Ah ! que je supporte donc mal les départs !

Petit pays, perché comme une aire au creux de vos montagnes, par combien de fibres je vous demeurerai attachée !… Cela me fait grand’peine de vous dire adieu…

Oh ! oui, partir, c’est mourir un peu…

2 septembre.

Le train file. Une course vertigineuse d’express. Paris, maintenant, est bien proche… Et je m’aperçois que je ne voudrais pas encore arriver !… J’ai peur de ce que je vais y trouver… Peur de la révélation qui m’attend peut-être. Peur — l’aurais-je jamais cru ? — peur de le revoir, mon ami chéri. Si lui, si moi, nous allions être autres… Si l’enchantement n’était plus…

Alors, pour me dérober à trop de questions inquiètes, je me suis mise à écrire, lasse de la nuit passée sans parvenir à sombrer dans la bienfaisante mort du sommeil. Pourtant, bien résolue à dormir, je m’étais allongée sur ma couchette ; ayant pu être seule dans ma cellule de voyageuse, ma femme de chambre installée dans un compartiment voisin.

Mais, en vain, je suis demeurée immobile ainsi qu’une enfant très sage, m’appliquant à ne pas penser ni à écouter le bruit du train trépidant. Le repos n’est pas venu. J’ai dû subir ce silence de la nuit où l’esprit acquiert une terrible clairvoyance.
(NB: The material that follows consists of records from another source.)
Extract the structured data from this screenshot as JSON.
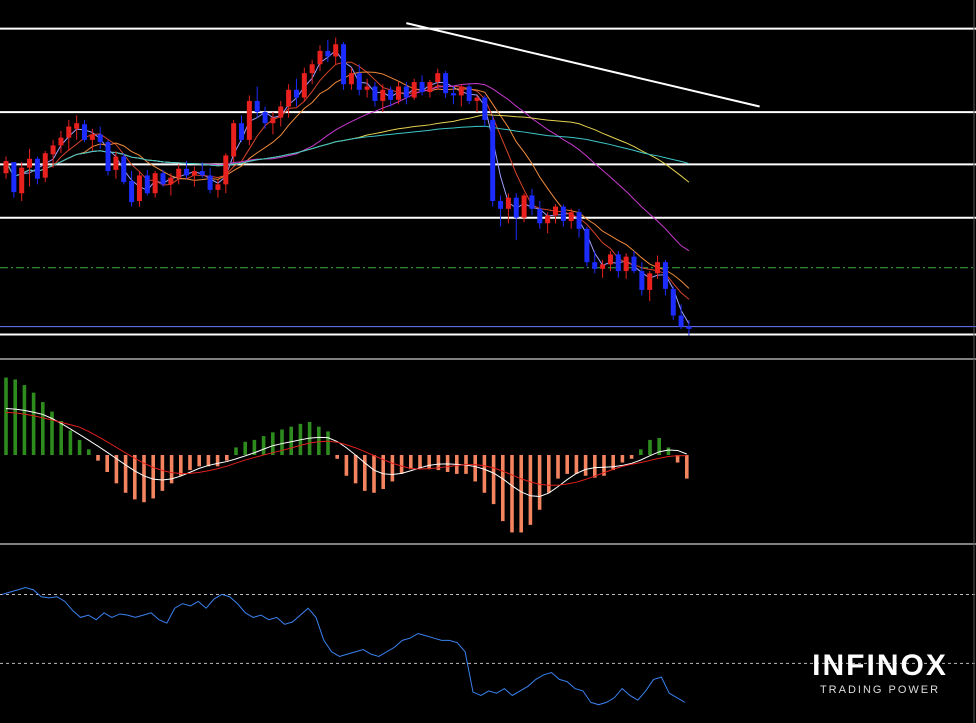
{
  "chart_data": [
    {
      "type": "candlestick",
      "panel": "price",
      "colors": {
        "up": "#e8201e",
        "down": "#1c2cff",
        "background": "#000000"
      },
      "candles": [
        [
          130,
          145,
          125,
          141
        ],
        [
          140,
          138,
          108,
          113
        ],
        [
          112,
          140,
          105,
          135
        ],
        [
          135,
          152,
          118,
          143
        ],
        [
          143,
          145,
          120,
          125
        ],
        [
          126,
          150,
          122,
          148
        ],
        [
          147,
          160,
          135,
          155
        ],
        [
          155,
          168,
          148,
          162
        ],
        [
          162,
          178,
          150,
          172
        ],
        [
          170,
          182,
          160,
          175
        ],
        [
          174,
          178,
          158,
          160
        ],
        [
          160,
          170,
          150,
          165
        ],
        [
          165,
          172,
          152,
          158
        ],
        [
          158,
          160,
          128,
          132
        ],
        [
          133,
          150,
          125,
          145
        ],
        [
          145,
          148,
          120,
          122
        ],
        [
          123,
          132,
          100,
          104
        ],
        [
          105,
          132,
          100,
          128
        ],
        [
          128,
          133,
          110,
          112
        ],
        [
          112,
          132,
          108,
          130
        ],
        [
          130,
          133,
          118,
          120
        ],
        [
          120,
          130,
          110,
          126
        ],
        [
          126,
          138,
          120,
          134
        ],
        [
          134,
          141,
          125,
          128
        ],
        [
          128,
          136,
          118,
          132
        ],
        [
          132,
          140,
          126,
          128
        ],
        [
          128,
          135,
          112,
          115
        ],
        [
          115,
          124,
          108,
          120
        ],
        [
          120,
          148,
          112,
          146
        ],
        [
          145,
          178,
          140,
          175
        ],
        [
          175,
          182,
          158,
          160
        ],
        [
          160,
          200,
          155,
          195
        ],
        [
          195,
          208,
          180,
          185
        ],
        [
          185,
          190,
          170,
          175
        ],
        [
          175,
          185,
          165,
          180
        ],
        [
          180,
          195,
          172,
          190
        ],
        [
          190,
          210,
          180,
          205
        ],
        [
          205,
          215,
          190,
          198
        ],
        [
          198,
          225,
          195,
          220
        ],
        [
          220,
          232,
          210,
          228
        ],
        [
          228,
          245,
          222,
          240
        ],
        [
          240,
          250,
          230,
          235
        ],
        [
          235,
          252,
          228,
          246
        ],
        [
          246,
          248,
          205,
          210
        ],
        [
          210,
          225,
          205,
          220
        ],
        [
          220,
          228,
          200,
          205
        ],
        [
          205,
          215,
          198,
          208
        ],
        [
          208,
          212,
          190,
          195
        ],
        [
          195,
          210,
          185,
          205
        ],
        [
          205,
          208,
          190,
          196
        ],
        [
          196,
          212,
          192,
          208
        ],
        [
          208,
          212,
          192,
          198
        ],
        [
          198,
          215,
          196,
          212
        ],
        [
          212,
          218,
          200,
          203
        ],
        [
          203,
          214,
          198,
          212
        ],
        [
          212,
          224,
          205,
          220
        ],
        [
          220,
          222,
          198,
          202
        ],
        [
          202,
          208,
          192,
          200
        ],
        [
          200,
          210,
          190,
          208
        ],
        [
          208,
          210,
          192,
          195
        ],
        [
          195,
          200,
          185,
          198
        ],
        [
          198,
          200,
          172,
          178
        ],
        [
          178,
          182,
          100,
          105
        ],
        [
          105,
          110,
          82,
          98
        ],
        [
          98,
          112,
          85,
          108
        ],
        [
          108,
          112,
          70,
          90
        ],
        [
          90,
          112,
          86,
          110
        ],
        [
          110,
          116,
          92,
          98
        ],
        [
          98,
          105,
          80,
          85
        ],
        [
          85,
          95,
          76,
          92
        ],
        [
          92,
          102,
          85,
          100
        ],
        [
          100,
          102,
          82,
          87
        ],
        [
          87,
          98,
          80,
          95
        ],
        [
          95,
          98,
          72,
          80
        ],
        [
          80,
          82,
          46,
          50
        ],
        [
          50,
          60,
          40,
          44
        ],
        [
          44,
          52,
          36,
          48
        ],
        [
          48,
          60,
          42,
          57
        ],
        [
          57,
          60,
          36,
          42
        ],
        [
          42,
          58,
          35,
          55
        ],
        [
          55,
          60,
          40,
          42
        ],
        [
          42,
          50,
          20,
          25
        ],
        [
          25,
          42,
          15,
          40
        ],
        [
          40,
          56,
          35,
          50
        ],
        [
          50,
          52,
          20,
          26
        ],
        [
          26,
          28,
          -2,
          2
        ],
        [
          2,
          12,
          -10,
          -8
        ],
        [
          -8,
          -2,
          -16,
          -10
        ]
      ],
      "moving_averages": [
        {
          "color": "#a0a0ff"
        },
        {
          "color": "#d9452b"
        },
        {
          "color": "#f08a3a"
        },
        {
          "color": "#c83ad0"
        },
        {
          "color": "#e4d050"
        },
        {
          "color": "#3cc6c8"
        }
      ],
      "horizontal_lines": [
        {
          "y": 260,
          "color": "#ffffff"
        },
        {
          "y": 185,
          "color": "#ffffff"
        },
        {
          "y": 138,
          "color": "#ffffff"
        },
        {
          "y": 90,
          "color": "#ffffff"
        },
        {
          "y": 45,
          "color": "#3cb043",
          "style": "dash-dot"
        },
        {
          "y": -8,
          "color": "#6878ff"
        },
        {
          "y": -15,
          "color": "#ffffff"
        }
      ],
      "trendlines": [
        {
          "from": [
            51,
            265
          ],
          "to": [
            96,
            190
          ],
          "color": "#ffffff"
        }
      ]
    },
    {
      "type": "histogram",
      "panel": "macd",
      "colors": {
        "positive": "#2e8b1e",
        "negative": "#f4845f",
        "signal_white": "#ffffff",
        "signal_red": "#e0201c"
      },
      "values": [
        0.82,
        0.8,
        0.74,
        0.66,
        0.56,
        0.46,
        0.36,
        0.26,
        0.16,
        0.06,
        -0.06,
        -0.18,
        -0.3,
        -0.4,
        -0.47,
        -0.5,
        -0.46,
        -0.38,
        -0.3,
        -0.22,
        -0.16,
        -0.12,
        -0.12,
        -0.12,
        -0.06,
        0.08,
        0.14,
        0.16,
        0.2,
        0.24,
        0.27,
        0.3,
        0.33,
        0.35,
        0.3,
        0.25,
        -0.04,
        -0.22,
        -0.3,
        -0.38,
        -0.4,
        -0.36,
        -0.28,
        -0.2,
        -0.15,
        -0.14,
        -0.15,
        -0.16,
        -0.18,
        -0.2,
        -0.2,
        -0.28,
        -0.4,
        -0.52,
        -0.7,
        -0.82,
        -0.82,
        -0.74,
        -0.58,
        -0.4,
        -0.25,
        -0.2,
        -0.2,
        -0.22,
        -0.24,
        -0.22,
        -0.16,
        -0.08,
        -0.04,
        0.06,
        0.16,
        0.18,
        0.08,
        -0.08,
        -0.25
      ],
      "ylim": [
        -0.9,
        0.9
      ]
    },
    {
      "type": "line",
      "panel": "oscillator",
      "colors": {
        "line": "#3a82f0",
        "levels": "#bbbbbb"
      },
      "values": [
        80,
        82,
        84,
        86,
        84,
        78,
        77,
        78,
        74,
        66,
        60,
        62,
        58,
        64,
        60,
        63,
        62,
        60,
        62,
        64,
        58,
        55,
        68,
        72,
        70,
        74,
        68,
        76,
        80,
        78,
        72,
        64,
        60,
        62,
        58,
        60,
        54,
        56,
        62,
        68,
        60,
        40,
        30,
        26,
        28,
        30,
        32,
        28,
        26,
        30,
        34,
        40,
        42,
        46,
        44,
        42,
        40,
        40,
        38,
        30,
        -5,
        -8,
        -4,
        -6,
        -2,
        -8,
        -4,
        0,
        6,
        10,
        12,
        6,
        4,
        -2,
        -4,
        -14,
        -16,
        -14,
        -10,
        -2,
        -8,
        -12,
        -4,
        6,
        8,
        -6,
        -10,
        -14
      ],
      "levels": [
        80,
        20
      ],
      "ylim": [
        -25,
        110
      ]
    }
  ],
  "branding": {
    "logo_text": "INFINOX",
    "tagline": "TRADING POWER"
  }
}
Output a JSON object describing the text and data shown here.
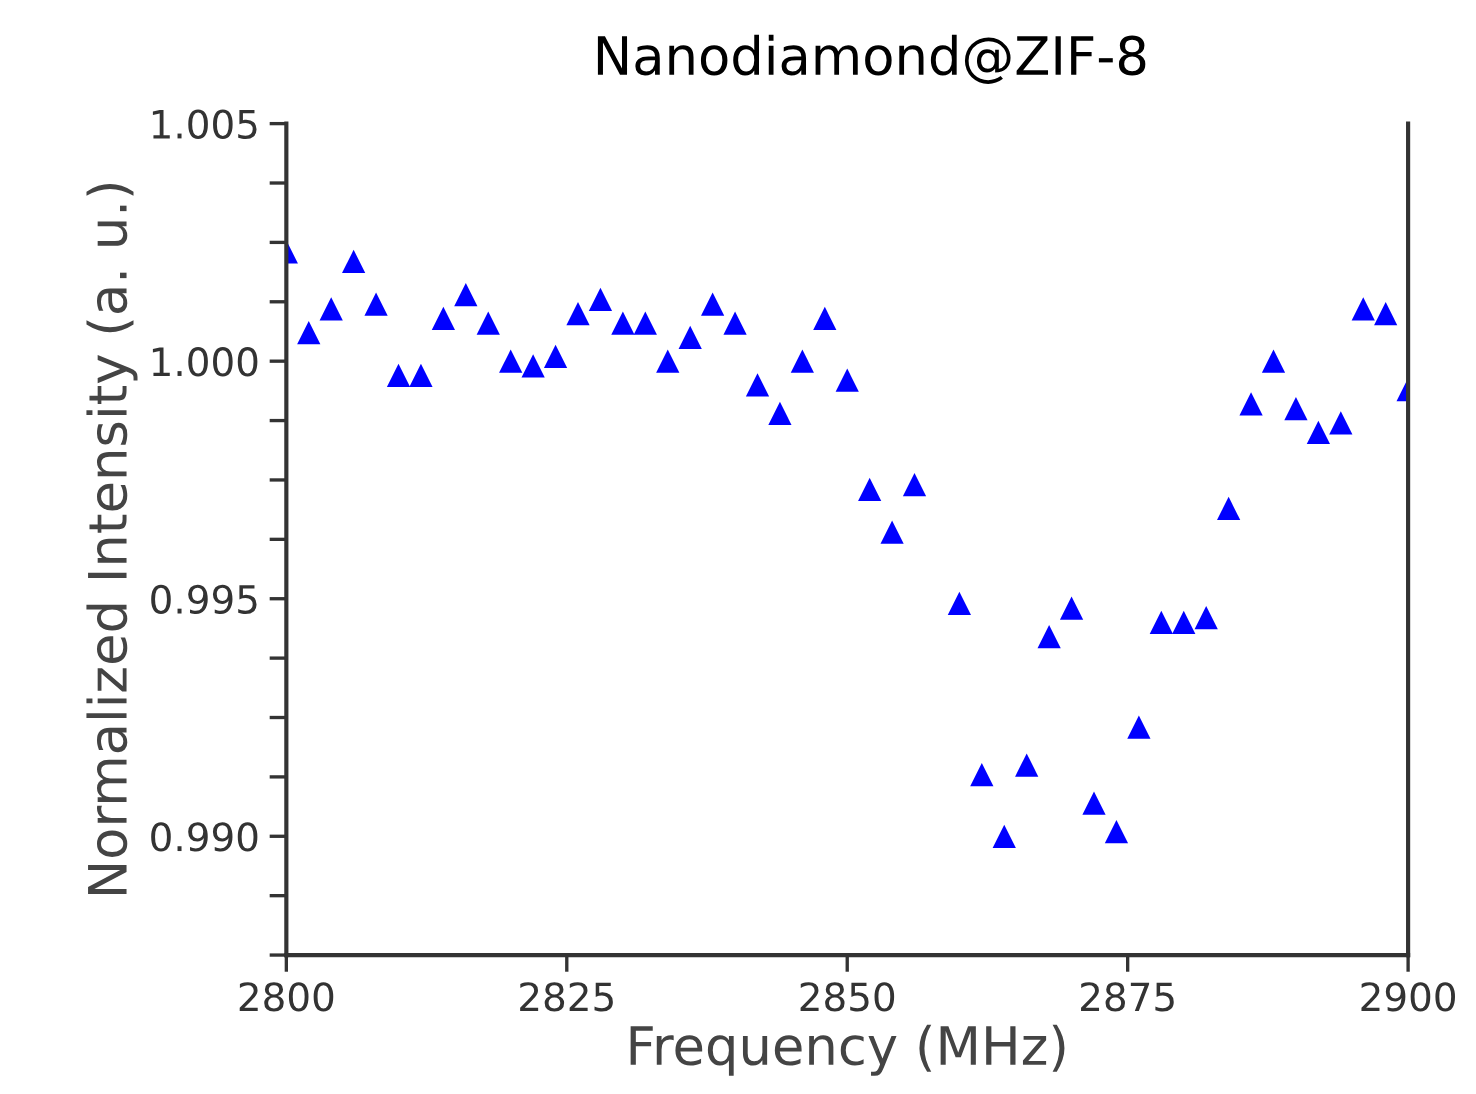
{
  "chart_data": {
    "type": "scatter",
    "title": "Nanodiamond@ZIF-8",
    "xlabel": "Frequency (MHz)",
    "ylabel": "Normalized Intensity (a. u.)",
    "x": [
      2800,
      2802,
      2804,
      2806,
      2808,
      2810,
      2812,
      2814,
      2816,
      2818,
      2820,
      2822,
      2824,
      2826,
      2828,
      2830,
      2832,
      2834,
      2836,
      2838,
      2840,
      2842,
      2844,
      2846,
      2848,
      2850,
      2852,
      2854,
      2856,
      2860,
      2862,
      2864,
      2866,
      2868,
      2870,
      2872,
      2874,
      2876,
      2878,
      2880,
      2882,
      2884,
      2886,
      2888,
      2890,
      2892,
      2894,
      2896,
      2898,
      2900
    ],
    "series": [
      {
        "color": "#0000ff",
        "values": [
          1.0023,
          1.0006,
          1.0011,
          1.0021,
          1.0012,
          0.9997,
          0.9997,
          1.0009,
          1.0014,
          1.0008,
          1.0,
          0.9999,
          1.0001,
          1.001,
          1.0013,
          1.0008,
          1.0008,
          1.0,
          1.0005,
          1.0012,
          1.0008,
          0.9995,
          0.9989,
          1.0,
          1.0009,
          0.9996,
          0.9973,
          0.9964,
          0.9974,
          0.9949,
          0.9913,
          0.99,
          0.9915,
          0.9942,
          0.9948,
          0.9907,
          0.9901,
          0.9923,
          0.9945,
          0.9945,
          0.9946,
          0.9969,
          0.9991,
          1.0,
          0.999,
          0.9985,
          0.9987,
          1.0011,
          1.001,
          0.9994
        ]
      }
    ],
    "marker": "triangle",
    "xlim": [
      2800,
      2900
    ],
    "xticks": [
      2800,
      2825,
      2850,
      2875,
      2900
    ],
    "ylim": [
      0.9875,
      1.005
    ],
    "yticks": [
      {
        "value": 0.9875,
        "label": null
      },
      {
        "value": 0.98875,
        "label": null
      },
      {
        "value": 0.99,
        "label": "0.990"
      },
      {
        "value": 0.99125,
        "label": null
      },
      {
        "value": 0.9925,
        "label": null
      },
      {
        "value": 0.99375,
        "label": null
      },
      {
        "value": 0.995,
        "label": "0.995"
      },
      {
        "value": 0.99625,
        "label": null
      },
      {
        "value": 0.9975,
        "label": null
      },
      {
        "value": 0.99875,
        "label": null
      },
      {
        "value": 1.0,
        "label": "1.000"
      },
      {
        "value": 1.00125,
        "label": null
      },
      {
        "value": 1.0025,
        "label": null
      },
      {
        "value": 1.00375,
        "label": null
      },
      {
        "value": 1.005,
        "label": "1.005"
      }
    ],
    "grid": false,
    "legend": false
  }
}
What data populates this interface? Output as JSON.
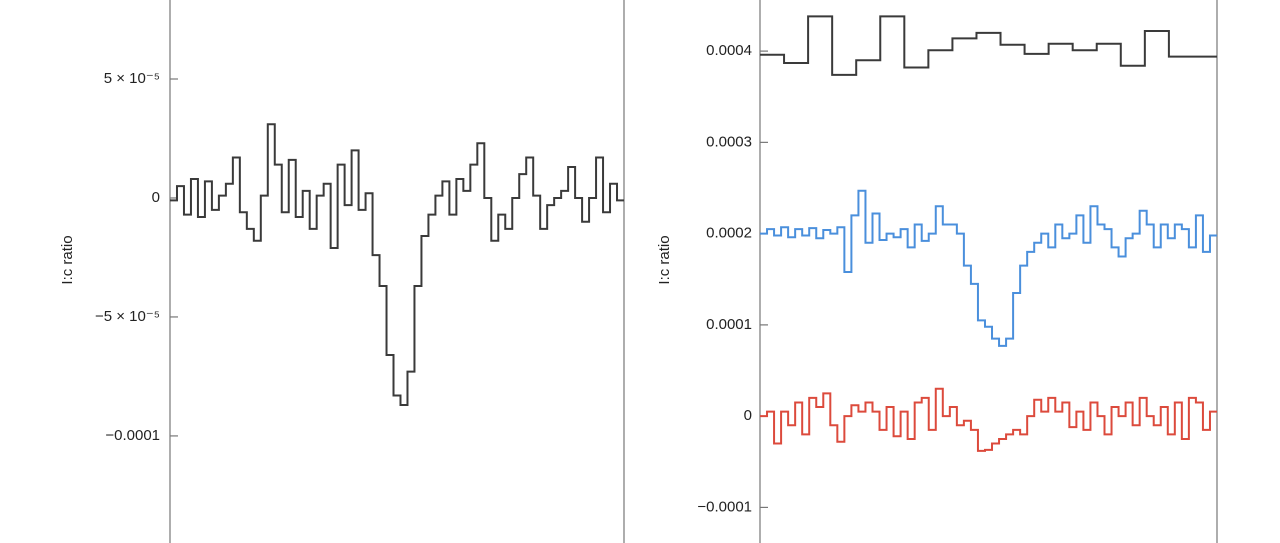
{
  "chart_data": [
    {
      "type": "step",
      "y_label": "I:c ratio",
      "ylim": [
        -0.000145,
        8.32e-05
      ],
      "yticks": [
        {
          "value": 5e-05,
          "label": "5 × 10⁻⁵"
        },
        0,
        {
          "value": -5e-05,
          "label": "−5 × 10⁻⁵"
        },
        {
          "value": -0.0001,
          "label": "−0.0001"
        }
      ],
      "series": [
        {
          "color": "#3a3a3a",
          "values": [
            -1e-06,
            5e-06,
            -7e-06,
            8e-06,
            -8e-06,
            7e-06,
            -5e-06,
            1e-06,
            6e-06,
            1.7e-05,
            -6e-06,
            -1.3e-05,
            -1.8e-05,
            1e-06,
            3.1e-05,
            1.4e-05,
            -6e-06,
            1.6e-05,
            -8e-06,
            3e-06,
            -1.3e-05,
            1e-06,
            6e-06,
            -2.1e-05,
            1.4e-05,
            -3e-06,
            2e-05,
            -5e-06,
            2e-06,
            -2.4e-05,
            -3.7e-05,
            -6.6e-05,
            -8.3e-05,
            -8.7e-05,
            -7.3e-05,
            -3.7e-05,
            -1.6e-05,
            -7e-06,
            1e-06,
            7e-06,
            -7e-06,
            8e-06,
            3e-06,
            1.4e-05,
            2.3e-05,
            0,
            -1.8e-05,
            -7e-06,
            -1.3e-05,
            0,
            1e-05,
            1.7e-05,
            1e-06,
            -1.3e-05,
            -3e-06,
            0,
            3e-06,
            1.3e-05,
            0,
            -1e-05,
            0,
            1.7e-05,
            -6e-06,
            6e-06,
            -1e-06
          ]
        }
      ]
    },
    {
      "type": "step",
      "y_label": "I:c ratio",
      "ylim": [
        -0.000139,
        0.000456
      ],
      "yticks": [
        0.0004,
        0.0003,
        0.0002,
        0.0001,
        0,
        {
          "value": -0.0001,
          "label": "−0.0001"
        }
      ],
      "series": [
        {
          "color": "#3a3a3a",
          "values": [
            0.000396,
            0.000387,
            0.000438,
            0.000374,
            0.00039,
            0.000438,
            0.000382,
            0.000401,
            0.000414,
            0.00042,
            0.000407,
            0.000397,
            0.000408,
            0.000401,
            0.000408,
            0.000384,
            0.000422,
            0.000394,
            0.000394
          ]
        },
        {
          "color": "#4a8fdc",
          "values": [
            0.0002,
            0.000205,
            0.000198,
            0.000207,
            0.000196,
            0.000205,
            0.000198,
            0.000206,
            0.000195,
            0.000204,
            0.0002,
            0.000207,
            0.000158,
            0.00022,
            0.000247,
            0.00019,
            0.000222,
            0.000193,
            0.0002,
            0.000196,
            0.000205,
            0.000185,
            0.00021,
            0.000192,
            0.0002,
            0.00023,
            0.00021,
            0.00021,
            0.0002,
            0.000165,
            0.000145,
            0.000105,
            9.8e-05,
            8.5e-05,
            7.7e-05,
            8.5e-05,
            0.000135,
            0.000165,
            0.00018,
            0.00019,
            0.0002,
            0.000185,
            0.00021,
            0.000195,
            0.0002,
            0.00022,
            0.00019,
            0.00023,
            0.00021,
            0.000205,
            0.000185,
            0.000175,
            0.000195,
            0.0002,
            0.000225,
            0.00021,
            0.000185,
            0.00021,
            0.000195,
            0.00021,
            0.000205,
            0.000185,
            0.00022,
            0.00018,
            0.000198
          ]
        },
        {
          "color": "#dc4a3c",
          "values": [
            0,
            5e-06,
            -3e-05,
            5e-06,
            -1e-05,
            1.5e-05,
            -2e-05,
            2e-05,
            1e-05,
            2.5e-05,
            -1e-05,
            -2.8e-05,
            0,
            1.2e-05,
            5e-06,
            1.5e-05,
            5e-06,
            -1.5e-05,
            1e-05,
            -2.2e-05,
            5e-06,
            -2.5e-05,
            1.5e-05,
            2e-05,
            -1.5e-05,
            3e-05,
            0,
            1e-05,
            -1e-05,
            -5e-06,
            -1.5e-05,
            -3.8e-05,
            -3.7e-05,
            -3e-05,
            -2.5e-05,
            -2e-05,
            -1.5e-05,
            -2e-05,
            0,
            1.8e-05,
            5e-06,
            2e-05,
            5e-06,
            1.5e-05,
            -1.2e-05,
            5e-06,
            -1.5e-05,
            1.5e-05,
            0,
            -2e-05,
            1e-05,
            0,
            1.5e-05,
            -1e-05,
            2e-05,
            0,
            -1e-05,
            1e-05,
            -2e-05,
            1.5e-05,
            -2.5e-05,
            2e-05,
            1.5e-05,
            -1.5e-05,
            5e-06
          ]
        }
      ]
    }
  ]
}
Enfin l’aube s’est montrée ! Mes yeux qui songeaient, larges ouverts, l’ont vue apparaître ; laiteuse tout d’abord, puis grise sous la brume de chaleur que le soleil ne pouvait vaincre.

Alors, les fantômes ont reculé. Mais ils m’avaient brisée. Passive, j’ai regardé fuir les villages où la vie se réveillait ; où dans les chemins, déserts encore, marchait parfois, toute menue, la silhouette d’un travailleur matinal. Sous les arbres jaunissants, des cours d’eau paisibles luisaient. Dans les prairies, des vaches paissaient déjà, leurs têtes lourdes relevées un instant au bruyant éclair du train. Par la vitre abaissée, je sentais venir sur mon visage un souffle tiède, un peu humide, qui soulevait mes cheveux ; et quand je renversais à demi la tête je ne voyais plus que l’infini gris de ce ciel de septembre, doucement mélancolique.